Headlong and Nottingham Playhouse Theatre Company present 1984 by George Orwell, created and directed by Robert Icke and Duncan Macmillan, from Friday 13 September to Saturday 28 September 2013 at Nottingham Playhouse. The production features text by Duncan Macmillan with designs by Chloe Lamford, lighting by Natasha Chivers, sound by Tom Gibbons and video designed by Tim Reid. Following the show's run at Nottingham Playhouse, the production will launch a subsequent UK Tour.
The full cast is Mark Arends (Winston), Tim Dutton (O'Brien), Stephen Fewell (Charrington), Christopher Patrick Nolan (Martin), Matthew Spencer (Syme),Gavin Spokes (Parsons), Mandi Symonds (Mrs Parsons), Hara Yannas (Julia).
1984 will embark on a 10-week UK tour, starting with Nottingham before travelling to Oxford, Salisbury, Warwick, Richmond, Liverpool, Cardiff and Leeds.
George Orwell's 1984, published in 1949, is one of the most influential novels in recent history, with its chilling depiction of perpetual war, pervasive government surveillance and incessant public mind control. Its ideas have become our ideas, and Orwell's fiction is often said to be our reality.
Filtering the spirit and the ambition of the novel through the lens of contemporary culture, this radical new staging explores surveillance culture, identity and how thinking you can fly might actually be the first step to flying.
Headlong continues to interrogate our most important cultural texts, following acclaimed stagings of Faustus, Six Characters in Search of An Author,King Lear and Medea with a bold re-imagining of the definitive dystopian novel.
Alongside this production of 1984, Headlong begins an exciting new partnership between Headlong and King's Cultural Institute, part of King's College London.
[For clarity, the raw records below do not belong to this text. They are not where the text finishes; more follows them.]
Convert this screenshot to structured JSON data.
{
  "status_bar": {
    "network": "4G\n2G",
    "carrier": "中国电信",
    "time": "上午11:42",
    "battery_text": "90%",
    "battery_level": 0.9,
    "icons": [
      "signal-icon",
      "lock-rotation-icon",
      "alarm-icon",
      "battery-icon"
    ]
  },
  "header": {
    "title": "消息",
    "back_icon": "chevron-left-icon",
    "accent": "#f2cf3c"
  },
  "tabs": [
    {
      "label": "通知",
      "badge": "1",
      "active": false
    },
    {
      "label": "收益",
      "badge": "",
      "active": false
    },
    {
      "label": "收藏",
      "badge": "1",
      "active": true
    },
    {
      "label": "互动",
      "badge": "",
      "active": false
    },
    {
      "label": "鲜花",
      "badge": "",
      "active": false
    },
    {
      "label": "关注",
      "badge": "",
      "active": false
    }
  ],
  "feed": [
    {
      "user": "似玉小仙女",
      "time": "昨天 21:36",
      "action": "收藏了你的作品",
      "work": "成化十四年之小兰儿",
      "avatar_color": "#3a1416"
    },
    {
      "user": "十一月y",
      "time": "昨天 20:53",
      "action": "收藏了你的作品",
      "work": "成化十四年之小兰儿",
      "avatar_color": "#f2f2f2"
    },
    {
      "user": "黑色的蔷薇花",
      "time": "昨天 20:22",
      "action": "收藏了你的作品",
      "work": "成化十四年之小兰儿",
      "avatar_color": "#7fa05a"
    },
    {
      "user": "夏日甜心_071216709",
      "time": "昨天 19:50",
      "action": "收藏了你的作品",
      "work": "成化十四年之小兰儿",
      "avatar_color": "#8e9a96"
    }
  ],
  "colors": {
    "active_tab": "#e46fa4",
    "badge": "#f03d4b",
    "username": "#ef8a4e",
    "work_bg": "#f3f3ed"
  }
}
Headlong will be one of three companies selected to join KCI's Knowledge Producers, and will be working closely with academic experts to develop a toolkit of digital technology that can be used to enhance and deepen the audience's experience of live performances and investigate whether digital technology can revolutionise the way in which we understand and share live theatre.
1984 is Headlong's second recent co-production with Nottingham Playhouse, where the 50th anniversary season continues with new plays by Michael Eaton and Amanda Whittington and a new production of Richard III starring Ian Bartholomew.